Rhenium is a high-value, low volume metal that is un-substitutable across many applications in which it is used. Consumption is estimated to have recovered to just under 75t in 2018, in line with growth across its main first-use markets — superalloys, catalysts, thermocouples and other hi-tech uses — following the phase-out of rhenium in non-essential applications during its price spike of 2008. At that time, rhenium rose to US$12,500/kg Re compared to under US$1,500/kg in 2019.
Aerospace remains the single largest end-use application for rhenium, where it is used in the hot zones of jet engines to enable much higher operating temperatures. Rhenium can therefore be considered to be a “green” element, inasmuch that hotter burning engines have improved fuel efficiency and thus lower carbon dioxide (CO2) emissions per journey compared to less efficient engines.
The major engine makers General Electric and Pratt & Whitney are now thought to be the largest buyers of rhenium globally. Pratt & Whitney’s new geared turbofan engines are set to take the largest market share for single-aisle aircraft built over the next 20–30 years. The group’s PW1,000G series requires some 12lb (5.4kg) of rhenium in the high-pressure turbine per engine. It is set to be installed on nearly half the deliveries booked for the Airbus A320neo, which has an order backlog in excess of 4,000 planes.
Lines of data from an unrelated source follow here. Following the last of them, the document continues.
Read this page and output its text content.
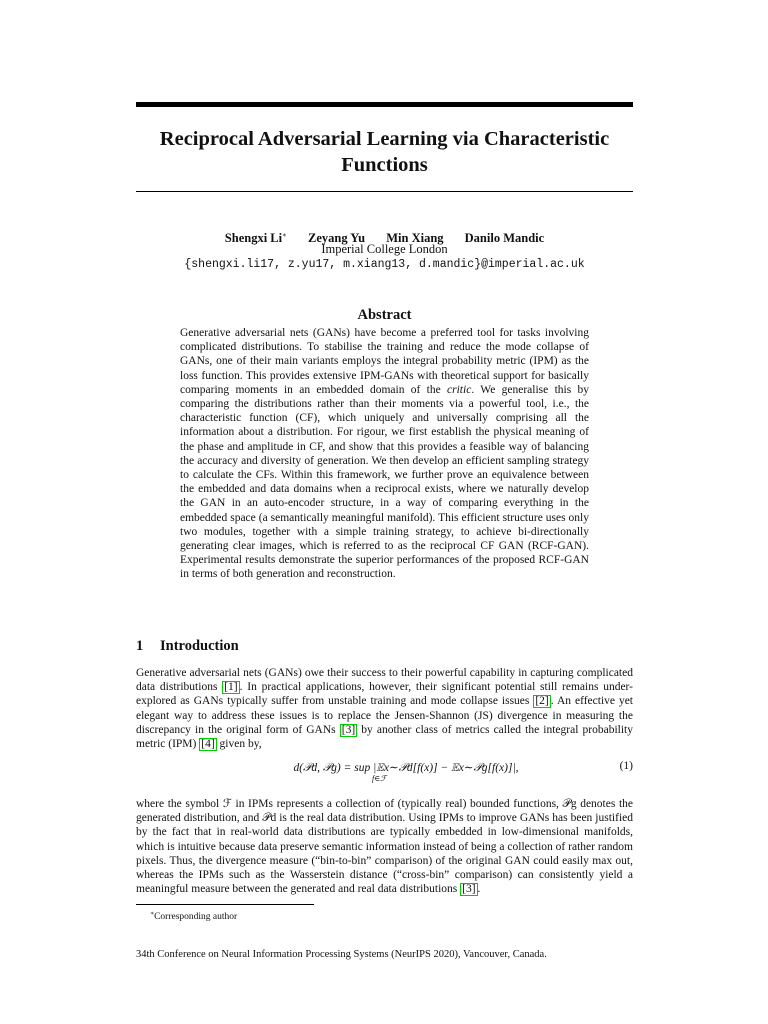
Reciprocal Adversarial Learning via Characteristic Functions
Shengxi Li∗ Zeyang Yu Min Xiang Danilo Mandic
Imperial College London
{shengxi.li17, z.yu17, m.xiang13, d.mandic}@imperial.ac.uk
Abstract

Generative adversarial nets (GANs) have become a preferred tool for tasks involving complicated distributions. To stabilise the training and reduce the mode collapse of GANs, one of their main variants employs the integral probability metric (IPM) as the loss function. This provides extensive IPM-GANs with theoretical support for basically comparing moments in an embedded domain of the critic. We generalise this by comparing the distributions rather than their moments via a powerful tool, i.e., the characteristic function (CF), which uniquely and universally comprising all the information about a distribution. For rigour, we first establish the physical meaning of the phase and amplitude in CF, and show that this provides a feasible way of balancing the accuracy and diversity of generation. We then develop an efficient sampling strategy to calculate the CFs. Within this framework, we further prove an equivalence between the embedded and data domains when a reciprocal exists, where we naturally develop the GAN in an auto-encoder structure, in a way of comparing everything in the embedded space (a semantically meaningful manifold). This efficient structure uses only two modules, together with a simple training strategy, to achieve bi-directionally generating clear images, which is referred to as the reciprocal CF GAN (RCF-GAN). Experimental results demonstrate the superior performances of the proposed RCF-GAN in terms of both generation and reconstruction.

1 Introduction

Generative adversarial nets (GANs) owe their success to their powerful capability in capturing complicated data distributions [1] . In practical applications, however, their significant potential still remains under-explored as GANs typically suffer from unstable training and mode collapse issues [2] . An effective yet elegant way to address these issues is to replace the Jensen-Shannon (JS) divergence in measuring the discrepancy in the original form of GANs [3] by another class of metrics called the integral probability metric (IPM) [4] given by,

d(𝒫d, 𝒫g) = sup |𝔼x∼𝒫d[f(x)] − 𝔼x∼𝒫g[f(x)]|,
f∈ℱ
(1)

where the symbol ℱ in IPMs represents a collection of (typically real) bounded functions, 𝒫g denotes the generated distribution, and 𝒫d is the real data distribution. Using IPMs to improve GANs has been justified by the fact that in real-world data distributions are typically embedded in low-dimensional manifolds, which is intuitive because data preserve semantic information instead of being a collection of rather random pixels. Thus, the divergence measure (“bin-to-bin” comparison) of the original GAN could easily max out, whereas the IPMs such as the Wasserstein distance (“cross-bin” comparison) can consistently yield a meaningful measure between the generated and real data distributions [3] .

∗Corresponding author
34th Conference on Neural Information Processing Systems (NeurIPS 2020), Vancouver, Canada.
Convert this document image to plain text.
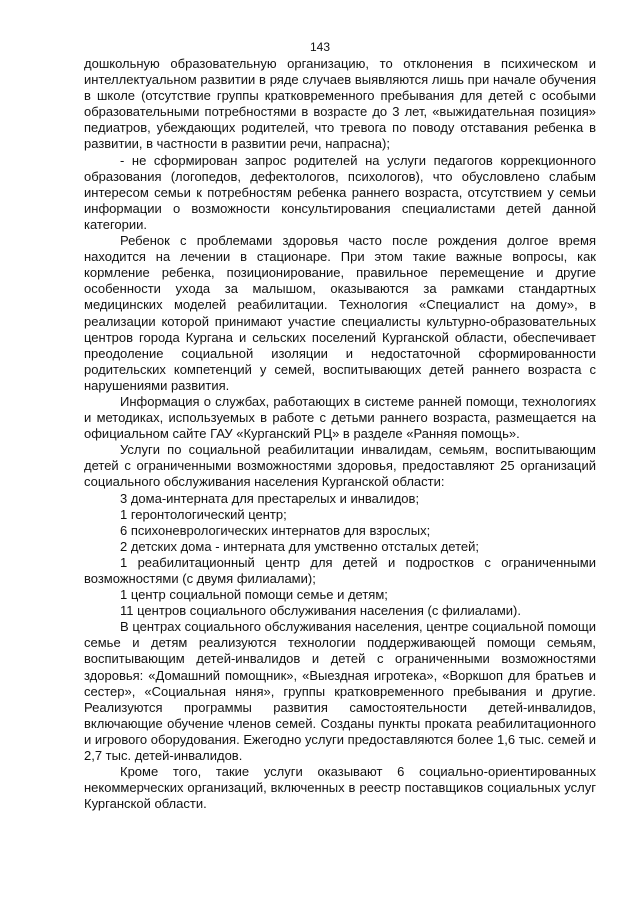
143

дошкольную образовательную организацию, то отклонения в психическом и интеллектуальном развитии в ряде случаев выявляются лишь при начале обучения в школе (отсутствие группы кратковременного пребывания для детей с особыми образовательными потребностями в возрасте до 3 лет, «выжидательная позиция» педиатров, убеждающих родителей, что тревога по поводу отставания ребенка в развитии, в частности в развитии речи, напрасна);

- не сформирован запрос родителей на услуги педагогов коррекционного образования (логопедов, дефектологов, психологов), что обусловлено слабым интересом семьи к потребностям ребенка раннего возраста, отсутствием у семьи информации о возможности консультирования специалистами детей данной категории.

Ребенок с проблемами здоровья часто после рождения долгое время находится на лечении в стационаре. При этом такие важные вопросы, как кормление ребенка, позиционирование, правильное перемещение и другие особенности ухода за малышом, оказываются за рамками стандартных медицинских моделей реабилитации. Технология «Специалист на дому», в реализации которой принимают участие специалисты культурно-образовательных центров города Кургана и сельских поселений Курганской области, обеспечивает преодоление социальной изоляции и недостаточной сформированности родительских компетенций у семей, воспитывающих детей раннего возраста с нарушениями развития.

Информация о службах, работающих в системе ранней помощи, технологиях и методиках, используемых в работе с детьми раннего возраста, размещается на официальном сайте ГАУ «Курганский РЦ» в разделе «Ранняя помощь».

Услуги по социальной реабилитации инвалидам, семьям, воспитывающим детей с ограниченными возможностями здоровья, предоставляют 25 организаций социального обслуживания населения Курганской области:

3 дома-интерната для престарелых и инвалидов;

1 геронтологический центр;

6 психоневрологических интернатов для взрослых;

2 детских дома - интерната для умственно отсталых детей;

1 реабилитационный центр для детей и подростков с ограниченными возможностями (с двумя филиалами);

1 центр социальной помощи семье и детям;

11 центров социального обслуживания населения (с филиалами).

В центрах социального обслуживания населения, центре социальной помощи семье и детям реализуются технологии поддерживающей помощи семьям, воспитывающим детей-инвалидов и детей с ограниченными возможностями здоровья: «Домашний помощник», «Выездная игротека», «Воркшоп для братьев и сестер», «Социальная няня», группы кратковременного пребывания и другие. Реализуются программы развития самостоятельности детей-инвалидов, включающие обучение членов семей. Созданы пункты проката реабилитационного и игрового оборудования. Ежегодно услуги предоставляются более 1,6 тыс. семей и 2,7 тыс. детей-инвалидов.

Кроме того, такие услуги оказывают 6 социально-ориентированных некоммерческих организаций, включенных в реестр поставщиков социальных услуг Курганской области.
Historical price volatility for rhenium is a symptom of its supply dynamics, in that supply is not fully market-driven. Primary rhenium is recovered mainly as a by-product of molybdenum production, which is itself largely a by-product of copper mining (>70% in 2019). By far the major supplier is Molymet of Chile at half of the total, followed by KGHM of Poland and Freeport McMoRan of the USA. South Korea, China, Japan, Germany, Kazakhstan, Iran, Armenia and Uzbekistan also contribute to global supply. In recent years, Codelco has emerged as a significant primary supplier from the new Molyb molybdenum roaster in Mejillones, Chile. It aims to become the fourth largest rhenium producer globally.
In addition to primary supply, recycling also contributes a sizeable portion of rhenium units to the market. Rhenium recycling became particularly attractive during the high prices of 2008 but, since this time, lower prices and high inventories have made rhenium recovery less profitable. In addition, recyclers have seen price volatility for other metal credits, such as nickel and tantalum, which has contributed to a tougher operating environment.
There has been rationalisation of market supply over the last decade but high inventories still overhang the rhenium market as of 2019. As such, closures have yet to make an impact on prices.
Given the bullish outlook for air travel and corresponding requirement for superalloys in engines, Roskill is expecting these stocks to be drawn down and stimulate demand for additional supply. Several recycling facilities have closed or reduced output, and in Roskill’s view, a substantial rise in rhenium prices is likely to be needed for additional material to return to the market.